Logo temos “A brisa”, a primeira fase da tempestade. O autor agarra-se aos sonetos (forma que utiliza até a quarta parte), e os tempera com o amor idealizado; encontramos o sumo sentimento íntegro, presente na consciência e no desejo dos amantes, e assistido pela Natureza e o Tempo (o que remete à gênese do mundo grego, que enlaça Kronos, Gaia e Eros).
“O vento” precede a brisa. Os sonetos desse grupo eriçam o desejo. A paixão agarra o eu lírico e o arrebata pelos caminhos do corpo, da noite e da conquista. Seguimos o vendaval guiado pelo autor com curiosidade e lembranças aguçadas. Quando “A chuva” começa, os sonetos adquirem forma shakespeariana e os versos dilaceram a fúria (benigna?) do amor enquanto também expõem a suspeita de rejeição do(a) amado(a). A morte ultrarromântica está presente em “Morrerei”: “Se a vida me foi drástica morada, / que a Morte seja fuga desejada!”.
Na última parte, “O furacão”, a tempestade alcança o ápice com poemas de formas variadas sobre o amor não realizado (a intempérie desfaz a forma fixa dos sonetos predecessores). Encontramos alternativas para a fuga do sentimento pleno: o além-mar, o sonho, o mundo de lugar algum e a sempre presente morte: “Me cura da doença que devora/ e mostra para mim a eternidade!”, versos de “Morte”.

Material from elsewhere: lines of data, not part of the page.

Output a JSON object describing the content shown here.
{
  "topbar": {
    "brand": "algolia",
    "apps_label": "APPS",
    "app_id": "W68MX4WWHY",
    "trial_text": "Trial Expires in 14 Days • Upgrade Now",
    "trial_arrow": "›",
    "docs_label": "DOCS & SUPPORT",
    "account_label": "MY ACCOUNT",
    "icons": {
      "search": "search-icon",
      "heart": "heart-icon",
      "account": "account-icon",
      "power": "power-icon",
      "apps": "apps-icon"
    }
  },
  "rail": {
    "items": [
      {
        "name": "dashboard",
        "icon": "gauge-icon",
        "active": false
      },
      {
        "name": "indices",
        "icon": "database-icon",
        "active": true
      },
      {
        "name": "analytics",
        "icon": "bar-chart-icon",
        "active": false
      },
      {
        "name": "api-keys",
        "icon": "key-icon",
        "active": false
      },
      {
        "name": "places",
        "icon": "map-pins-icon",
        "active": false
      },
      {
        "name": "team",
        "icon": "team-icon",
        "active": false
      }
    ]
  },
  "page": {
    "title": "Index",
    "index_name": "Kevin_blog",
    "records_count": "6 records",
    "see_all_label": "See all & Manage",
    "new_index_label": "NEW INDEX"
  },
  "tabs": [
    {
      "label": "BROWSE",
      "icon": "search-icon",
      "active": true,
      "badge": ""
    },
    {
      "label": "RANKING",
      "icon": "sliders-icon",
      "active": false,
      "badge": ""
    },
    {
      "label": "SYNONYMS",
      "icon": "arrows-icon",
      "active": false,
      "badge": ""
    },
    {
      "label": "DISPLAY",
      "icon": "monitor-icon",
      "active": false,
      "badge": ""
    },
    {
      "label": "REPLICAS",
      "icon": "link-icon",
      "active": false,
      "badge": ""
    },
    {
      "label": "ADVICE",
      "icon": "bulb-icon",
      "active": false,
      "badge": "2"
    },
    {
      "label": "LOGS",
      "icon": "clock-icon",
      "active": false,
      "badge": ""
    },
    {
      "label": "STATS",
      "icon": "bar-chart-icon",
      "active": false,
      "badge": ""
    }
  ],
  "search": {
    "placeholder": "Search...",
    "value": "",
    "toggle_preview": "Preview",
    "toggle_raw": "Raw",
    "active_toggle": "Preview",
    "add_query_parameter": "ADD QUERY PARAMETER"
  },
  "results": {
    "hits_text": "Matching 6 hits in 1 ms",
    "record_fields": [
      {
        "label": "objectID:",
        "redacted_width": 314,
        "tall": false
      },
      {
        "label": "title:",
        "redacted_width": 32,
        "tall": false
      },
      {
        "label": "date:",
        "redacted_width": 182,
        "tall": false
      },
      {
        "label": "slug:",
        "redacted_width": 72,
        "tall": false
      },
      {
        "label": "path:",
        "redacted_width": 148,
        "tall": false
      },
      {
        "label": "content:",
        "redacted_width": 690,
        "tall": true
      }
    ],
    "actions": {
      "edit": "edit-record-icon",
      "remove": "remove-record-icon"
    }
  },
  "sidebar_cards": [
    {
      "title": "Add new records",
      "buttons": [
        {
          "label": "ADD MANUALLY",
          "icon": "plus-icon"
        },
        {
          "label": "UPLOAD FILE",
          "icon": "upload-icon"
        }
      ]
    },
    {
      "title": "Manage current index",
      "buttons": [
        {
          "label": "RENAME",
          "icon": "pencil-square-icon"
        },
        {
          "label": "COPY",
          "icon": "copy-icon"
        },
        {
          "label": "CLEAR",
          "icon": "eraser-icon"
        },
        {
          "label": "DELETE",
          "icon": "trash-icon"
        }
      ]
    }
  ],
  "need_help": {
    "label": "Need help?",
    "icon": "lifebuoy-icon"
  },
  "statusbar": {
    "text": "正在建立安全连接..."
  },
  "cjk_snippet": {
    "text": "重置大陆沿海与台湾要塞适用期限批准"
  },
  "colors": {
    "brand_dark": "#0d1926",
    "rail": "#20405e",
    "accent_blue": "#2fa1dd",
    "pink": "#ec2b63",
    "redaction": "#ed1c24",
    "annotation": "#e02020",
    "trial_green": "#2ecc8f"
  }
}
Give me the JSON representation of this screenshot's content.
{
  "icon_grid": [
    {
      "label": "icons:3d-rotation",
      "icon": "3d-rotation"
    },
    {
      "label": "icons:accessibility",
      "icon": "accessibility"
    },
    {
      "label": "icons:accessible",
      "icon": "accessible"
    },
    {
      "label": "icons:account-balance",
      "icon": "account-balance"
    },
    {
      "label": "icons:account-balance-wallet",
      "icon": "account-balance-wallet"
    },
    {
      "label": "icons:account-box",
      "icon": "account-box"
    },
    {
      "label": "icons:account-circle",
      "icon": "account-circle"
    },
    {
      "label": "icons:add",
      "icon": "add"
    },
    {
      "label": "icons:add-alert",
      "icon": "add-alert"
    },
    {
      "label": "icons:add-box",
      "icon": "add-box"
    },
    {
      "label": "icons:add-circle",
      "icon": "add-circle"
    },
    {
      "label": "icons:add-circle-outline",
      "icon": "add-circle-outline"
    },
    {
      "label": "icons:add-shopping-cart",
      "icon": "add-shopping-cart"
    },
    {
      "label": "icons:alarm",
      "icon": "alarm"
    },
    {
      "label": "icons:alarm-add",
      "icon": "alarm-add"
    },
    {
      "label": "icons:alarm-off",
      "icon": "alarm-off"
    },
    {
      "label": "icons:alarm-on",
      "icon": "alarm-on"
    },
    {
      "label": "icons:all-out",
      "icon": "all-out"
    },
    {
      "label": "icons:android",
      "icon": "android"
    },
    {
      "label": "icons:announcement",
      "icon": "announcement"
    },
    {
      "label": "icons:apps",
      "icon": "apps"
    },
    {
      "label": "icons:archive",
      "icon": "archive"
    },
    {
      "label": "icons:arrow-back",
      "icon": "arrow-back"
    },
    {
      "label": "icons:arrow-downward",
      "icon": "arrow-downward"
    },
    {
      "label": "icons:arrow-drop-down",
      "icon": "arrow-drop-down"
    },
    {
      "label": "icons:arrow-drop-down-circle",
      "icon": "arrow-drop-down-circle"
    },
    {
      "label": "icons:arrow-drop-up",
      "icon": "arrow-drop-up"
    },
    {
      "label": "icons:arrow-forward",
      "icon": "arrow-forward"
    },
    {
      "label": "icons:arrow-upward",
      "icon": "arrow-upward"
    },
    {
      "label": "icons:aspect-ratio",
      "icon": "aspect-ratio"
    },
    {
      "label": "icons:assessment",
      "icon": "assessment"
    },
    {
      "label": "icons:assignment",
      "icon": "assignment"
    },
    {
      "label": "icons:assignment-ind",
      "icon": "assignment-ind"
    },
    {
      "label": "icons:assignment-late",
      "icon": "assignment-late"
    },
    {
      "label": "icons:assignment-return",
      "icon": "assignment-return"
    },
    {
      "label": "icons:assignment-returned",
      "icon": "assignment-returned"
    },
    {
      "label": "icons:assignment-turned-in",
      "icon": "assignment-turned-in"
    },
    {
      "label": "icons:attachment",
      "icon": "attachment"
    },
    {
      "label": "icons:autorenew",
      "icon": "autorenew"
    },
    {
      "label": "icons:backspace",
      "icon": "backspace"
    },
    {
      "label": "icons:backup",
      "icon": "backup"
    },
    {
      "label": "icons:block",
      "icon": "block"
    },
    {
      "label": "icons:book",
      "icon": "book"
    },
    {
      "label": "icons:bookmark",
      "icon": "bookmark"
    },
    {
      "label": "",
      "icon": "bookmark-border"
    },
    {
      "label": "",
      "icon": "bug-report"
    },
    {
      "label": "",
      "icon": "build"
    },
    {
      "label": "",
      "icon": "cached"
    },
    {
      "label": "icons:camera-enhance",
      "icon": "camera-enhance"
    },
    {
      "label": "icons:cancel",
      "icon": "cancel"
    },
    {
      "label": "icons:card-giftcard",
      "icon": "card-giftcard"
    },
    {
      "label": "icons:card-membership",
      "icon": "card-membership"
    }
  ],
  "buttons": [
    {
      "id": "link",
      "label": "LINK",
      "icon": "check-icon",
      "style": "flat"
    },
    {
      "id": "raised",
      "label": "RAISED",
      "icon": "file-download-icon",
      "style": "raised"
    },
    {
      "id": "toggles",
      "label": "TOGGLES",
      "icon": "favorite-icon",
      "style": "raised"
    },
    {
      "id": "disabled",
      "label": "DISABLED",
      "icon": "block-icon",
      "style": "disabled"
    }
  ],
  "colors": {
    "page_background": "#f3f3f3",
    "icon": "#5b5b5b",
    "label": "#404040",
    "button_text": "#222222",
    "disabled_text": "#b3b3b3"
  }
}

Os ultrarromânticos sofrem/sofreram para exprimir em poemas esse desvario tresloucado que responde por amor; e nós, leitores, brutos como plateia de gladiadores, aplaudimos e nos comprazemos com o resultado do sofrimento desses poetas. Mas não apenas por valor artístico, reconhecemos o valor dessas almas líricas por nos arrancar da ignorância do cotidiano e resgatar o sonho de amar e ser correspondido. E, sobretudo nos tempos atuais de ódio e intolerância, amor é um ato revolucionário. O livro de estreia de D. G. Ducci é, por isso, também revolucionário.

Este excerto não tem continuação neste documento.